These personal merits and this political necessity were the only pleas
advanced in a letter to her ambassador in England. But that neither plea
would avail her for a moment in Scotland she had ominous evidence on the
thirteenth day after her marriage, when no response was made to the
usual form of proclamation for a raid or levy of forces under pretext of
a campaign against the rievers of the border. On June 6th Mary and
Bothwell took refuge in Borthwick castle, twelve miles from the capital,
where the fortress was in the keeping of an adherent whom the diplomacy
of Sir James Melville had succeeded in detaching from his allegiance to
Bothwell. The fugitives were pursued and beleaguered by the Earl of
Morton and Lord Hume, who declared their purpose to rescue the Queen
from the thraldom of her husband.

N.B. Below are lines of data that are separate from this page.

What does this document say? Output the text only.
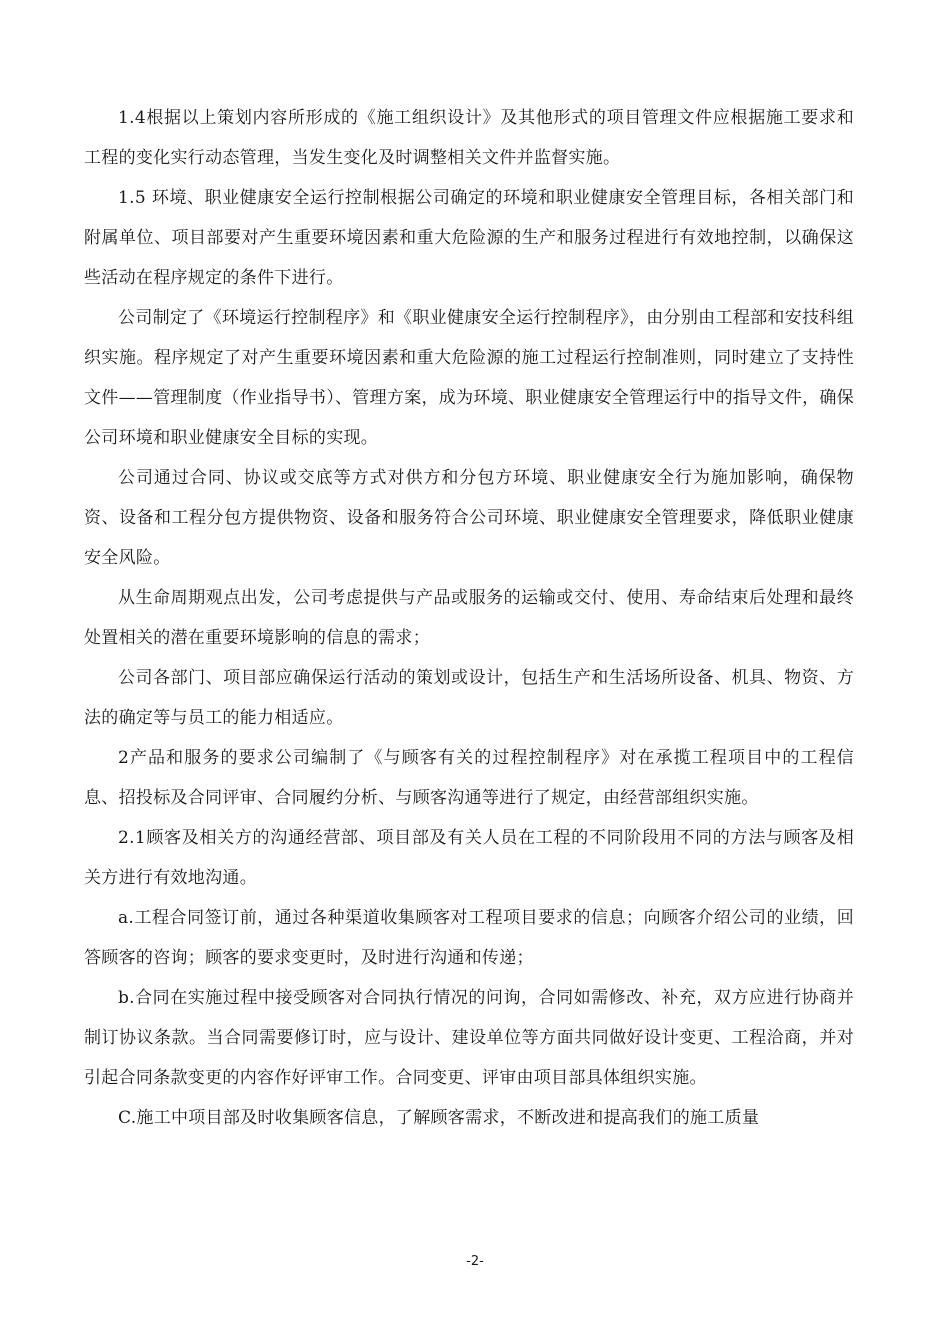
1.4根据以上策划内容所形成的《施工组织设计》及其他形式的项目管理文件应根据施工要求和工程的变化实行动态管理，当发生变化及时调整相关文件并监督实施。

1.5 环境、职业健康安全运行控制根据公司确定的环境和职业健康安全管理目标，各相关部门和附属单位、项目部要对产生重要环境因素和重大危险源的生产和服务过程进行有效地控制，以确保这些活动在程序规定的条件下进行。

公司制定了《环境运行控制程序》和《职业健康安全运行控制程序》，由分别由工程部和安技科组织实施。程序规定了对产生重要环境因素和重大危险源的施工过程运行控制准则，同时建立了支持性文件——管理制度（作业指导书）、管理方案，成为环境、职业健康安全管理运行中的指导文件，确保公司环境和职业健康安全目标的实现。

公司通过合同、协议或交底等方式对供方和分包方环境、职业健康安全行为施加影响，确保物资、设备和工程分包方提供物资、设备和服务符合公司环境、职业健康安全管理要求，降低职业健康安全风险。

从生命周期观点出发，公司考虑提供与产品或服务的运输或交付、使用、寿命结束后处理和最终处置相关的潜在重要环境影响的信息的需求；

公司各部门、项目部应确保运行活动的策划或设计，包括生产和生活场所设备、机具、物资、方法的确定等与员工的能力相适应。

2产品和服务的要求公司编制了《与顾客有关的过程控制程序》对在承揽工程项目中的工程信息、招投标及合同评审、合同履约分析、与顾客沟通等进行了规定，由经营部组织实施。

2.1顾客及相关方的沟通经营部、项目部及有关人员在工程的不同阶段用不同的方法与顾客及相关方进行有效地沟通。

a.工程合同签订前，通过各种渠道收集顾客对工程项目要求的信息；向顾客介绍公司的业绩，回答顾客的咨询；顾客的要求变更时，及时进行沟通和传递；

b.合同在实施过程中接受顾客对合同执行情况的问询，合同如需修改、补充，双方应进行协商并制订协议条款。当合同需要修订时，应与设计、建设单位等方面共同做好设计变更、工程洽商，并对引起合同条款变更的内容作好评审工作。合同变更、评审由项目部具体组织实施。

C.施工中项目部及时收集顾客信息，了解顾客需求，不断改进和提高我们的施工质量

-2-
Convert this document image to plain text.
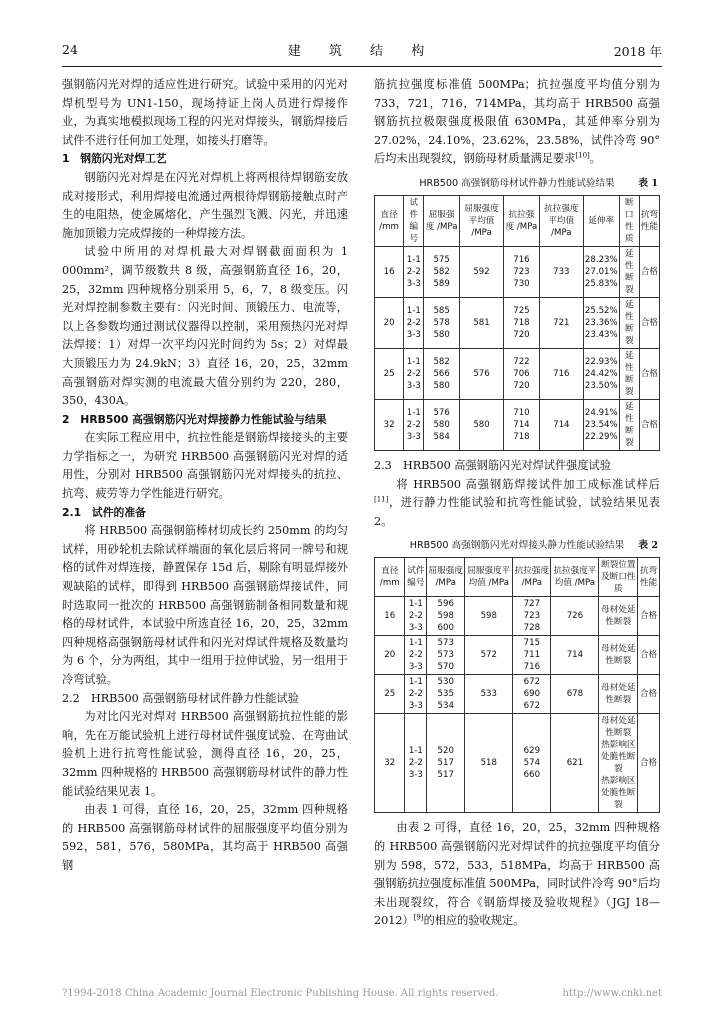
24	建 筑 结 构	2018 年

强钢筋闪光对焊的适应性进行研究。试验中采用的闪光对焊机型号为 UN1-150，现场持证上岗人员进行焊接作业，为真实地模拟现场工程的闪光对焊接头，钢筋焊接后试件不进行任何加工处理，如接头打磨等。

1　钢筋闪光对焊工艺

钢筋闪光对焊是在闪光对焊机上将两根待焊钢筋安放成对接形式，利用焊接电流通过两根待焊钢筋接触点时产生的电阻热，使金属熔化，产生强烈飞溅、闪光，并迅速施加顶锻力完成焊接的一种焊接方法。

试验中所用的对焊机最大对焊钢截面面积为 1 000mm²，调节级数共 8 级，高强钢筋直径 16，20，25，32mm 四种规格分别采用 5，6，7，8 级变压。闪光对焊控制参数主要有：闪光时间、顶锻压力、电流等，以上各参数均通过测试仪器得以控制，采用预热闪光对焊法焊接：1）对焊一次平均闪光时间约为 5s；2）对焊最大顶锻压力为 24.9kN；3）直径 16，20，25，32mm 高强钢筋对焊实测的电流最大值分别约为 220，280，350，430A。

2　HRB500 高强钢筋闪光对焊接静力性能试验与结果

在实际工程应用中，抗拉性能是钢筋焊接接头的主要力学指标之一，为研究 HRB500 高强钢筋闪光对焊的适用性，分别对 HRB500 高强钢筋闪光对焊接头的抗拉、抗弯、疲劳等力学性能进行研究。

2.1　试件的准备

将 HRB500 高强钢筋棒材切成长约 250mm 的均匀试样，用砂轮机去除试样端面的氧化层后将同一牌号和规格的试件对焊连接，静置保存 15d 后，剔除有明显焊接外观缺陷的试样，即得到 HRB500 高强钢筋焊接试件，同时选取同一批次的 HRB500 高强钢筋制备相同数量和规格的母材试件，本试验中所选直径 16，20，25，32mm 四种规格高强钢筋母材试件和闪光对焊试件规格及数量均为 6 个，分为两组，其中一组用于拉伸试验，另一组用于冷弯试验。

2.2　HRB500 高强钢筋母材试件静力性能试验

为对比闪光对焊对 HRB500 高强钢筋抗拉性能的影响，先在万能试验机上进行母材试件强度试验、在弯曲试验机上进行抗弯性能试验，测得直径 16，20，25，32mm 四种规格的 HRB500 高强钢筋母材试件的静力性能试验结果见表 1。

由表 1 可得，直径 16，20，25，32mm 四种规格的 HRB500 高强钢筋母材试件的屈服强度平均值分别为 592，581，576，580MPa，其均高于 HRB500 高强钢

筋抗拉强度标准值 500MPa；抗拉强度平均值分别为 733，721，716，714MPa，其均高于 HRB500 高强钢筋抗拉极限强度极限值 630MPa，其延伸率分别为 27.02%，24.10%，23.62%，23.58%，试件冷弯 90°后均未出现裂纹，钢筋母材质量满足要求[10]。

HRB500 高强钢筋母材试件静力性能试验结果 表 1
直径 /mm	试件编号	屈服强度 /MPa	屈服强度平均值 /MPa	抗拉强度 /MPa	抗拉强度平均值 /MPa	延伸率	断口性质	抗弯性能
16	1-1
2-2
3-3	575
582
589	592	716
723
730	733	28.23%
27.01%
25.83%	延性断裂	合格
20	1-1
2-2
3-3	585
578
580	581	725
718
720	721	25.52%
23.36%
23.43%	延性断裂	合格
25	1-1
2-2
3-3	582
566
580	576	722
706
720	716	22.93%
24.42%
23.50%	延性断裂	合格
32	1-1
2-2
3-3	576
580
584	580	710
714
718	714	24.91%
23.54%
22.29%	延性断裂	合格
2.3　HRB500 高强钢筋闪光对焊试件强度试验

将 HRB500 高强钢筋焊接试件加工成标准试样后[11]，进行静力性能试验和抗弯性能试验，试验结果见表 2。

HRB500 高强钢筋闪光对焊接头静力性能试验结果 表 2
直径 /mm	试件编号	屈服强度 /MPa	屈服强度平均值 /MPa	抗拉强度 /MPa	抗拉强度平均值 /MPa	断裂位置及断口性质	抗弯性能
16	1-1
2-2
3-3	596
598
600	598	727
723
728	726	母材处延性断裂	合格
20	1-1
2-2
3-3	573
573
570	572	715
711
716	714	母材处延性断裂	合格
25	1-1
2-2
3-3	530
535
534	533	672
690
672	678	母材处延性断裂	合格
32	1-1
2-2
3-3	520
517
517	518	629
574
660	621	母材处延性断裂
热影响区处脆性断裂
热影响区处脆性断裂	合格

由表 2 可得，直径 16，20，25，32mm 四种规格的 HRB500 高强钢筋闪光对焊试件的抗拉强度平均值分别为 598，572，533，518MPa，均高于 HRB500 高强钢筋抗拉强度标准值 500MPa，同时试件冷弯 90°后均未出现裂纹，符合《钢筋焊接及验收规程》（JGJ 18—2012）[9]的相应的验收规定。

?1994-2018 China Academic Journal Electronic Publishing House. All rights reserved.	http://www.cnki.net
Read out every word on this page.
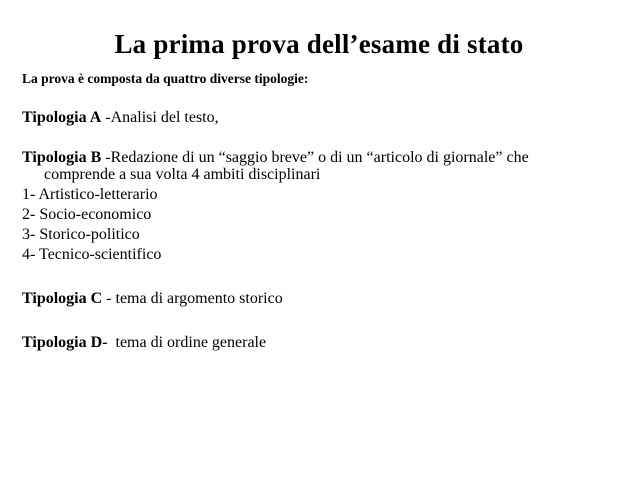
La prima prova dell’esame di stato
La prova è composta da quattro diverse tipologie:

Tipologia A -Analisi del testo,

Tipologia B -Redazione di un “saggio breve” o di un “articolo di giornale” che

comprende a sua volta 4 ambiti disciplinari

1- Artistico-letterario

2- Socio-economico

3- Storico-politico

4- Tecnico-scientifico

Tipologia C - tema di argomento storico

Tipologia D-  tema di ordine generale
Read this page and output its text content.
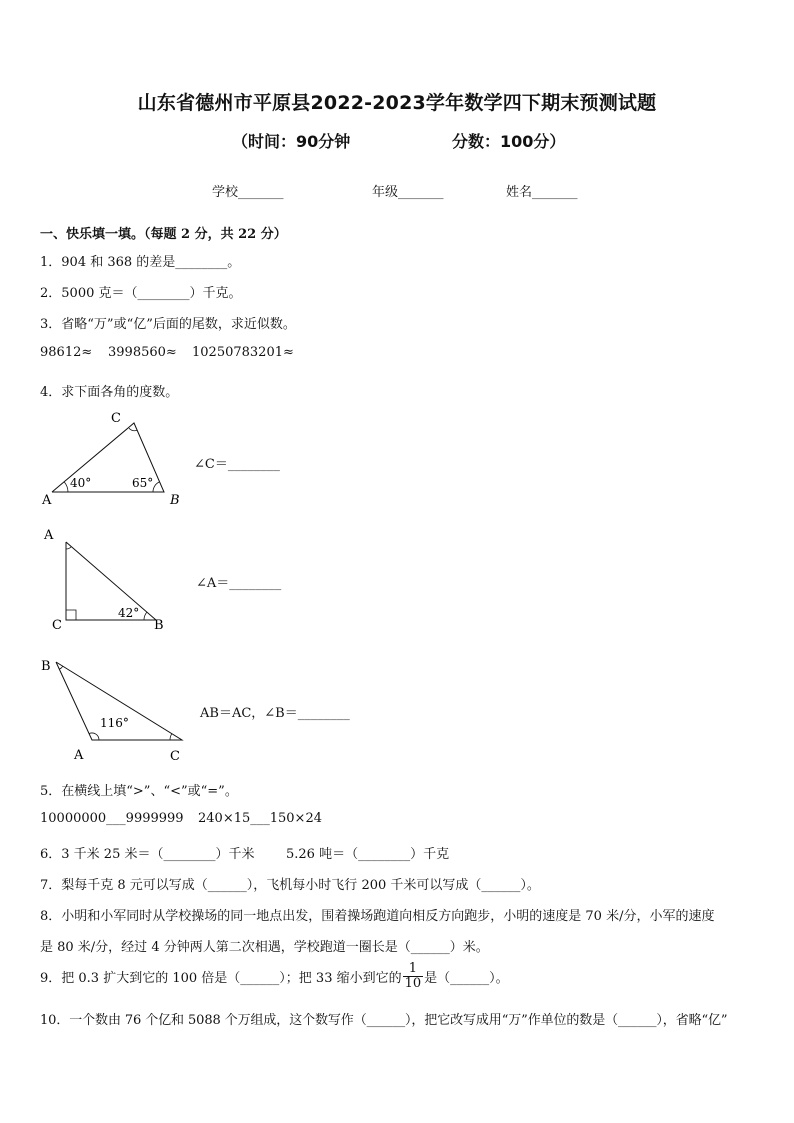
山东省德州市平原县2022-2023学年数学四下期末预测试题
（时间：90分钟	分数：100分）
学校_______	年级_______	姓名_______
一、快乐填一填。（每题 2 分，共 22 分）
1．904 和 368 的差是________。
2．5000 克＝（________）千克。
3．省略“万”或“亿”后面的尾数，求近似数。
98612≈ 3998560≈ 10250783201≈
4．求下面各角的度数。
A	B
C
40°	65°
∠C＝________
A
C	B
42°
∠A＝________
B
A	C
116°
AB＝AC，∠B＝________
5．在横线上填“>”、“<”或“=”。
10000000___9999999 240×15___150×24
6．3 千米 25 米＝（________）千米 5.26 吨＝（________）千克
7．梨每千克 8 元可以写成（______），飞机每小时飞行 200 千米可以写成（______）。
8．小明和小军同时从学校操场的同一地点出发，围着操场跑道向相反方向跑步，小明的速度是 70 米/分，小军的速度
是 80 米/分，经过 4 分钟两人第二次相遇，学校跑道一圈长是（______）米。
9．把 0.3 扩大到它的 100 倍是（______）；把 33 缩小到它的 $\frac{1}{10}$ 是（______）。
10．一个数由 76 个亿和 5088 个万组成，这个数写作（______），把它改写成用“万”作单位的数是（______），省略“亿”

He escaped, leaving her free to follow
him or to join the party of her professed deliverers.
But whatever cause she might have since marriage to complain of his
rigorous custody and domineering brutality was insufficient to break the
ties by which he held her. Alone, in the disguise of a page, she slipped
out of the castle at midnight, and rode off to meet him at a tower two
miles distant, whence they fled together to Dunbar. The confederate
lords on entering Edinburgh were welcomed by the citizens, and after
three hours' persuasion Lethington, who had now joined them, prevailed
on the captain of the castle to deliver it also into their hands.